Opaline éprouva de nouveau ses astreintes. Les sangles lui mordaient tant les poignets que les chevilles, à tel point que les extrémités de son corps se vidaient de sensation. Elles étaient toutefois un peu trop longues, et Opaline parvenait à décoller son bras de la table en tirant dessus.

« Soit, lança le Surveillant. Cette fois, c’est la bonne. »

Il brandit son hachoir et l’abattit de toutes ses forces. Sa cible déglutit bruyamment et pencha sa tête sur le côté. L’outil heurta la table avec un clang sonore.

« Voyons, Opaline, je ne puis opérer si vous vous débattez, l’admonesta le Surveillant. Un peu de tenue, je vous prie.

— Cher ami, je suis navrée de vous empêcher de m’ouvrir le crâne », plaida l’intéressée.

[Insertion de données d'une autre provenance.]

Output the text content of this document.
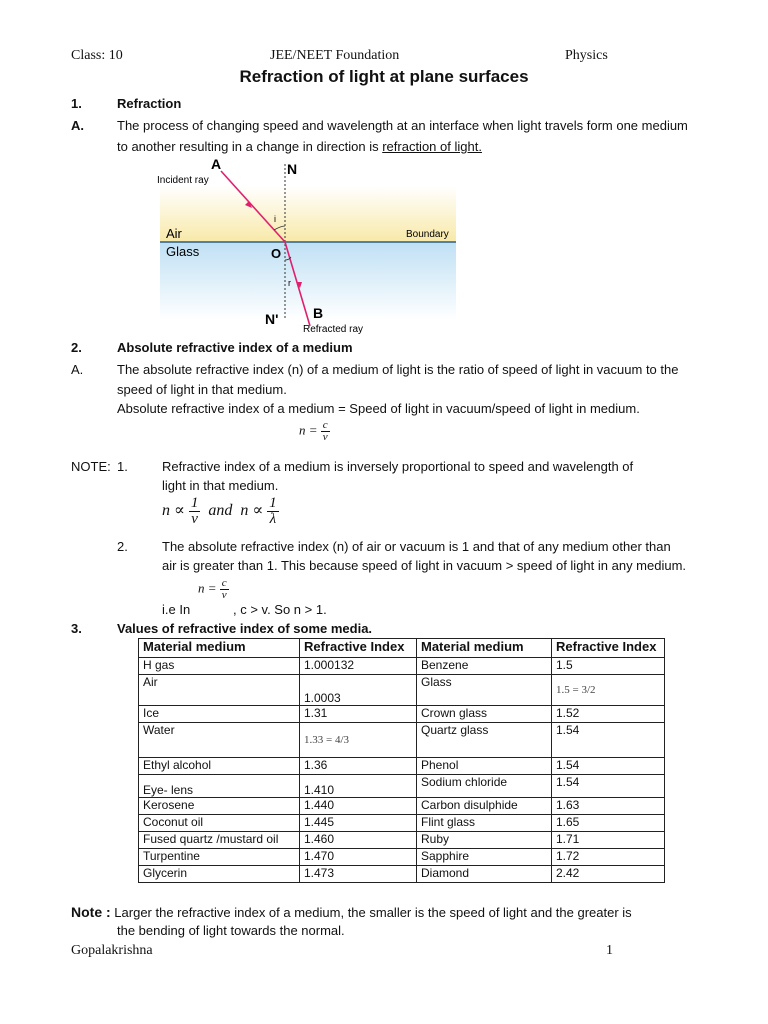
Class: 10	JEE/NEET Foundation	Physics
Refraction of light at plane surfaces
1.	Refraction
A.	The process of changing speed and wavelength at an interface when light travels form one medium
to another resulting in a change in direction is refraction of light.
A	N
Incident ray
i
Air	Boundary
Glass	O
r
N' B
Refracted ray
2.	Absolute refractive index of a medium
A.	The absolute refractive index (n) of a medium of light is the ratio of speed of light in vacuum to the
speed of light in that medium.
Absolute refractive index of a medium = Speed of light in vacuum/speed of light in medium.
$n = \frac{c}{v}$
NOTE: 1.	Refractive index of a medium is inversely proportional to speed and wavelength of
light in that medium.
$n \propto \frac{1}{v}$ and $n \propto \frac{1}{\lambda}$
2.	The absolute refractive index (n) of air or vacuum is 1 and that of any medium other than
air is greater than 1. This because speed of light in vacuum > speed of light in any medium.
$n = \frac{c}{v}$
i.e In	, c > v. So n > 1.
3.	Values of refractive index of some media.
Material medium	Refractive Index	Material medium	Refractive Index
H gas	1.000132	Benzene	1.5
Air	1.0003	Glass	1.5 = 3/2
Ice	1.31	Crown glass	1.52
Water	1.33 = 4/3	Quartz glass	1.54
Ethyl alcohol	1.36	Phenol	1.54
Eye- lens	1.410	Sodium chloride	1.54
Kerosene	1.440	Carbon disulphide	1.63
Coconut oil	1.445	Flint glass	1.65
Fused quartz /mustard oil	1.460	Ruby	1.71
Turpentine	1.470	Sapphire	1.72
Glycerin	1.473	Diamond	2.42
Note : Larger the refractive index of a medium, the smaller is the speed of light and the greater is
the bending of light towards the normal.
Gopalakrishna	1
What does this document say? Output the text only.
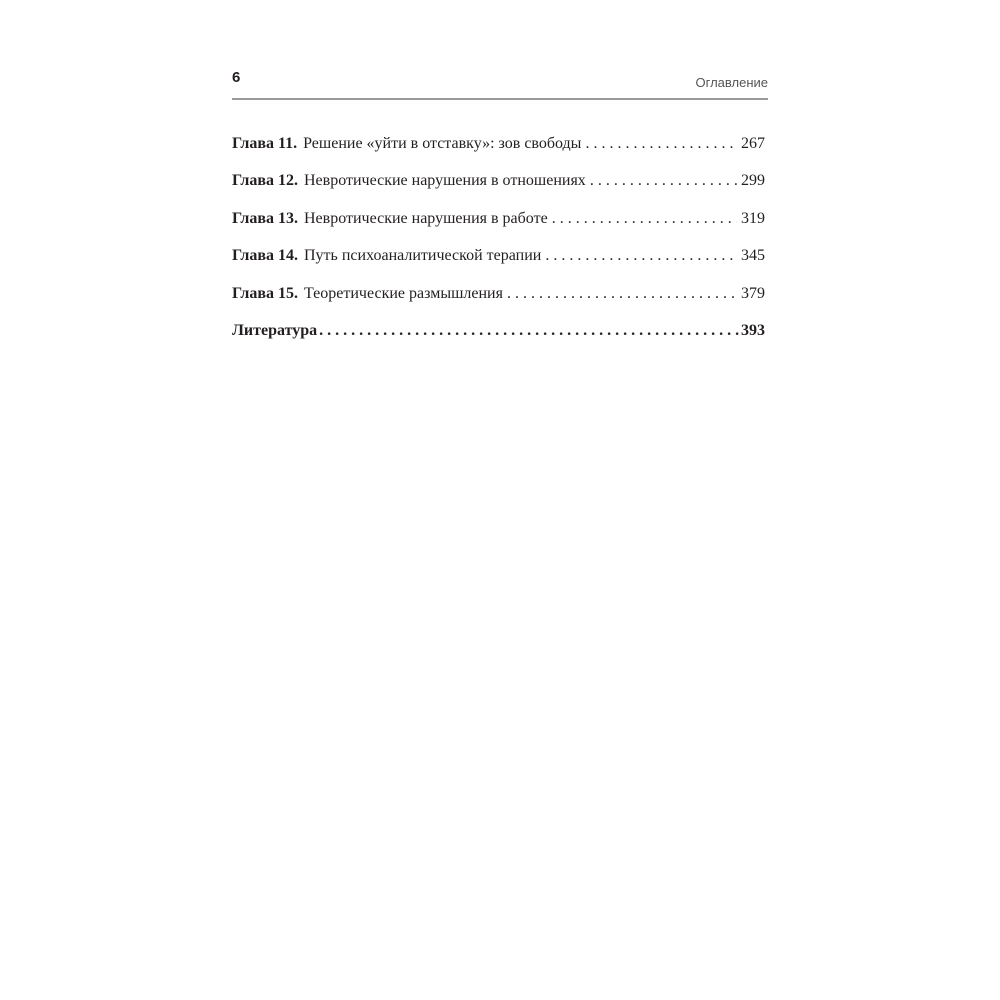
6	Оглавление
Глава 11. Решение «уйти в отставку»: зов свободы . . .	267
Глава 12. Невротические нарушения в отношениях . . .	299
Глава 13. Невротические нарушения в работе . . .	319
Глава 14. Путь психоаналитической терапии . . .	345
Глава 15. Теоретические размышления . . .	379
Литература . . .	393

Le Surveillant saisit son arme à deux mains et frappa de nouveau. Opaline bascula de tout son poids vers la droite et leva le bras ; sa sangle s’étira sous la trajectoire du hachoir et fut tranchée net.

« Dieux du ciel », déclara le Surveillant.

Sans crier gare, Opaline lui flanqua un coup de coude dans l’estomac. Le souffle coupé, le Surveillant se plia sous la douleur. Opaline chipa une des seringues à sa ceinture et la lui enfonça dans le col. L’aiguille transperça l’un des yeux brillants avec un bruit de succion.

Tandis que la créature s’époumonait, elle déboucla les sangles qui la retenaient prisonnière puis s’empara du hachoir tombé au sol.

Les souffrances du Surveillant prirent fin d’un seul coup net entre les épaules. Il se convulsa au sol quelques instants. Pensive, Opaline observa une rivière de sang noir s’ouvrir en travers de son dos et maculer sa blouse blanche.

Avant de sortir, elle récupéra ses affaires qu’on avait soigneusement rangées dans un casier de métal. Chapeau, ceinture, veste, armes, sac, outils, tout y était – tout, même la sacoche que les gardes royaux lui avaient remise à l’entrée de la Tour. Opaline avait oublié jusqu’à son existence. Elle la fixa à sa ceinture avec le mot de la remettre à Samson sitôt qu’elle le retrouverait.

La mouche se posa sur sa joue. Opaline résista à l’envie de se coller une claque et se contenta d’un vague mouvement de la main.